Short Sale Industry Update

Posted on 22. Dec, 2010 by ctlms in Foreclosures, My Blog, News, Real Estate, Short Sale

So what's happening in the short sale world these days?

So being the end of the year I figured it is a good time to discuss in general what we are seeing in the industry as far as trends and timelines.

This year has seen a lot of changes mostly from Gov't intervention.  The largest of which was the HAMP program and then the addition of the HAFA program to it.

The HAFA program covers a huge majority of non-FHA or VA loans.  This means that if your seller doesn't have a FHA or VA loan it is very possible that they may be eligible for HAFA.

The biggest reason for a seller to want a HAFA short sale over a traditional short sale is the guarantee of a full release from the deficiency balance.  In a traditional short sale there is no guarantee of that and it is something we must vigorously negotiate for.

This program has great benefits for the homeowner but adds a lot of time to the process and has many pitfalls that we must avoid whenever possible.  So even though the intent was to streamline the short sale process, it is by no means an easy thing to work with.  That is of course unless you don't care about commission cuts, and required mortgage payments and deed-in-lieu requirements, etc.  But that is another discussion.

Now that this program is several months old we can look back and evaluate it and the general short sale process as a whole.

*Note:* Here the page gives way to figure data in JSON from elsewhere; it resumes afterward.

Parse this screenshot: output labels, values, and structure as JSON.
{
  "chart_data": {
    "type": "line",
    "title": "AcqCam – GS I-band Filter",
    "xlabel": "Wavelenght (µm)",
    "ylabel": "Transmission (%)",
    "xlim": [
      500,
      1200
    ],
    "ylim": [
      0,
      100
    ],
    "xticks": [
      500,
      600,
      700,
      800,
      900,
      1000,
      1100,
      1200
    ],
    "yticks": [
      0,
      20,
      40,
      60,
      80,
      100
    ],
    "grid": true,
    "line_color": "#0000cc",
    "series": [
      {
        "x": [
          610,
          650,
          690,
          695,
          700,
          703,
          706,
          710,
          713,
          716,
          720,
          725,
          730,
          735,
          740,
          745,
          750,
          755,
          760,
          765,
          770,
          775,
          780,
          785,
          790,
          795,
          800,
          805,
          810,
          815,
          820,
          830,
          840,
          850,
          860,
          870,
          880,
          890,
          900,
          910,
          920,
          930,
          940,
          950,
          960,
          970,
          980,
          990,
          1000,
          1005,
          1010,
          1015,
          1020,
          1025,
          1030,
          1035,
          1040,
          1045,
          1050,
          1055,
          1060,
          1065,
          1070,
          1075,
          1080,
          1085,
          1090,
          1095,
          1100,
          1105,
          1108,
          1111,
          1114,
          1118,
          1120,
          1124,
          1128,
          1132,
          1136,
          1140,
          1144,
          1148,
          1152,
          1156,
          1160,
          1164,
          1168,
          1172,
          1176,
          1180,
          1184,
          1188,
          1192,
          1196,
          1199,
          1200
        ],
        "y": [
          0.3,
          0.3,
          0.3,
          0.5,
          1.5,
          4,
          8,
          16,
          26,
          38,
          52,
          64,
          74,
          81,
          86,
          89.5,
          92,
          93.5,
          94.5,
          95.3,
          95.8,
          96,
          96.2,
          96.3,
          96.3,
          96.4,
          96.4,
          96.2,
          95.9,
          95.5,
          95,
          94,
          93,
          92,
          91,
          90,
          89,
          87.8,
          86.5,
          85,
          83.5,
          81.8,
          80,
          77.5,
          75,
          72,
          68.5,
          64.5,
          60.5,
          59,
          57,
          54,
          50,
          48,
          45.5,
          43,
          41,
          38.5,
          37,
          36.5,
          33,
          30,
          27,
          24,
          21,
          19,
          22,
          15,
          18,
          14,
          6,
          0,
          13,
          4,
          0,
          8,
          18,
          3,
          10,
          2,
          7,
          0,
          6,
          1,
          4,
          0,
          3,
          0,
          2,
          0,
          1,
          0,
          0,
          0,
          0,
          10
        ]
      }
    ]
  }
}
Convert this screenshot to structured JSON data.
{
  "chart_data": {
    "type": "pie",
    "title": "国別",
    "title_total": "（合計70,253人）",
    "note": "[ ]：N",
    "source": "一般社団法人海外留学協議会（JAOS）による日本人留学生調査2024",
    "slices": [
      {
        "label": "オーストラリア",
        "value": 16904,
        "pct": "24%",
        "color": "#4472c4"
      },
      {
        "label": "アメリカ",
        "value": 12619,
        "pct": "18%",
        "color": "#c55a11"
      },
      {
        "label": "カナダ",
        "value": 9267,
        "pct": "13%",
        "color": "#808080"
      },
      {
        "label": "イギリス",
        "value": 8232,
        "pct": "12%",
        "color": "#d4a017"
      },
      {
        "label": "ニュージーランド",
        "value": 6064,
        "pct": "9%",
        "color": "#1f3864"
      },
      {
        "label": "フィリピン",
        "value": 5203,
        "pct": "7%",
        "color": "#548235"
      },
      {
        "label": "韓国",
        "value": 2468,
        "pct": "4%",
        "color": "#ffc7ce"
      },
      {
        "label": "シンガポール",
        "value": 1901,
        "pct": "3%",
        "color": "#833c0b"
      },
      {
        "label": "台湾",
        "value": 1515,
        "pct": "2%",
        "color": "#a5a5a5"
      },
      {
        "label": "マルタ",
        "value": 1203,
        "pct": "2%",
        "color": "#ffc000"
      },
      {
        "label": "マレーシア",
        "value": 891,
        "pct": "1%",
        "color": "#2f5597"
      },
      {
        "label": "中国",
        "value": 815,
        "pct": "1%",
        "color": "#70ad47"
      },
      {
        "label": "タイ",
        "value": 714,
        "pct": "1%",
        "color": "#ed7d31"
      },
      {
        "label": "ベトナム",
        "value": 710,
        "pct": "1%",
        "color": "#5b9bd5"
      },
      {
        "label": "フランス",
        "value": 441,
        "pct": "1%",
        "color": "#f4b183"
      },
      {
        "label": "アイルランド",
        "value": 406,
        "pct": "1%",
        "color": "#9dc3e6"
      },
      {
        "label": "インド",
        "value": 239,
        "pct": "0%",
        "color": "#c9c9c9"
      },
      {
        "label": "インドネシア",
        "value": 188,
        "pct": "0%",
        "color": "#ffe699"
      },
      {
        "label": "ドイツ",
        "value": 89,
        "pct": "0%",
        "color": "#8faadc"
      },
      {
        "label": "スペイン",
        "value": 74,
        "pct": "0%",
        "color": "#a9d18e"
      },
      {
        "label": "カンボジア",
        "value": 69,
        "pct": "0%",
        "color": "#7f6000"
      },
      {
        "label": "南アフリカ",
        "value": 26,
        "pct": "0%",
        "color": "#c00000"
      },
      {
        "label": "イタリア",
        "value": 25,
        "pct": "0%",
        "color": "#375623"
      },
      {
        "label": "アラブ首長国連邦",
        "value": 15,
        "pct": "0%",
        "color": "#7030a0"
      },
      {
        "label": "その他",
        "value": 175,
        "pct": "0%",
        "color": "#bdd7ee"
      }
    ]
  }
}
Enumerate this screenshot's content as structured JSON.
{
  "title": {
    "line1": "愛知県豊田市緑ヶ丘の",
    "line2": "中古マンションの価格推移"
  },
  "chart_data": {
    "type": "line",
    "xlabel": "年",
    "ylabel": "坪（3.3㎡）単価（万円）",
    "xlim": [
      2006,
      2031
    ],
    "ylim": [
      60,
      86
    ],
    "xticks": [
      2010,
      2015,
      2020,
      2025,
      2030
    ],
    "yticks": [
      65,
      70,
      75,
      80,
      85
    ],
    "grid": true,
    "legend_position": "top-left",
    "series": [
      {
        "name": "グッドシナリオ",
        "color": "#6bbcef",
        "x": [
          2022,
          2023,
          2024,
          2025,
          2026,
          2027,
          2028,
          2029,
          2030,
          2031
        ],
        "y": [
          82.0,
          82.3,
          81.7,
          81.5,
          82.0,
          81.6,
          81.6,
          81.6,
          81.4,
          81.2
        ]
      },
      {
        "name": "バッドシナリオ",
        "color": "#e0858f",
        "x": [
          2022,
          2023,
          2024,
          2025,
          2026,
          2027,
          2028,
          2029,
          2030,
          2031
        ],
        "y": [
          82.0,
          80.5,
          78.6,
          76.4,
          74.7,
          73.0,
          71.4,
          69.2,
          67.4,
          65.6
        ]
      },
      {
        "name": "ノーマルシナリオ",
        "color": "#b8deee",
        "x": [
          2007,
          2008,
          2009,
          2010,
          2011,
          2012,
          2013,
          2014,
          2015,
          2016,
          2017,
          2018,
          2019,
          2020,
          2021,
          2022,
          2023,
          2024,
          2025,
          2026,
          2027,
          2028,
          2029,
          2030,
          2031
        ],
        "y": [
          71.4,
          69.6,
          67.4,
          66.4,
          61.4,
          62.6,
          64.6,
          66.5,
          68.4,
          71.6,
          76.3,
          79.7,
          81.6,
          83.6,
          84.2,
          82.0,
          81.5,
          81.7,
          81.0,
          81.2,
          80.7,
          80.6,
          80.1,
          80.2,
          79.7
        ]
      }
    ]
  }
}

For the most part HAFA has added some extra time to the short sale process, even for loans that are not HAFA.

90 Days is about average for a traditional short sale but with some lenders 60 days is more common.  HAFA adds at least 30 days to that process and with some lenders as much as 60 days.  So much for streamline.

So on average we are looking at 60-90 days for non-HAFA and 90-120 days for HAFA.  Still no "short" process.  But we are seeing a good retention rate for buyers that have this fully disclosed to them at the beginning.

When the buyer knows up front that it will be 90 days before their offer is approved or denied, and they receive at a minimum a weekly update throughout that process, they are hanging in there.

This year we have had a better than 90 percent close percentage on our short sale files that have received offers.  Some of them may not have closed with the 1st buyer, but they closed.

Now those that never received offers.. there's not much we can do for those other than see if the seller qualifies for a Deed-In-Lieu of Foreclosure.  This is worse for the seller's credit, but not as bad as a foreclosure.  And of course we and you, the real estate agent, get the short end of the stick as we do not get paid.  But we did our best for the client.

Overall the short sale world has changed a bit this year but really just in the minutia of the process.  In the end it is still the same thing.  The seller needs a hardship and the bank needs to believe they are getting the best offer they could get for the property.  The rest is just paperwork, faxes and phone calls.. A lot of them.

My biggest take away from the past year is a suggestion that I have always made.  Get started as soon as possible.  Some of these available short sale programs allow us to start before there is an offer, saving time for the buyer.  Although that is not always advisable due to certain negatives.  But when we are fully prepared to submit a short sale package to the lender, before an offer comes in, we are all at a huge advantage.

Don't forget, even before you list a property that we are available to answer your questions and your seller's questions.  We want to be involved from the very beginning so we can help you to set the proper expectations with all parties involved and avoid any potential pitfalls that may be on the road ahead.

On a personal note I want to thank all of you who have used our service this year.  We have been able to help dozens of homeowners avoid foreclosure together over the last 12 months.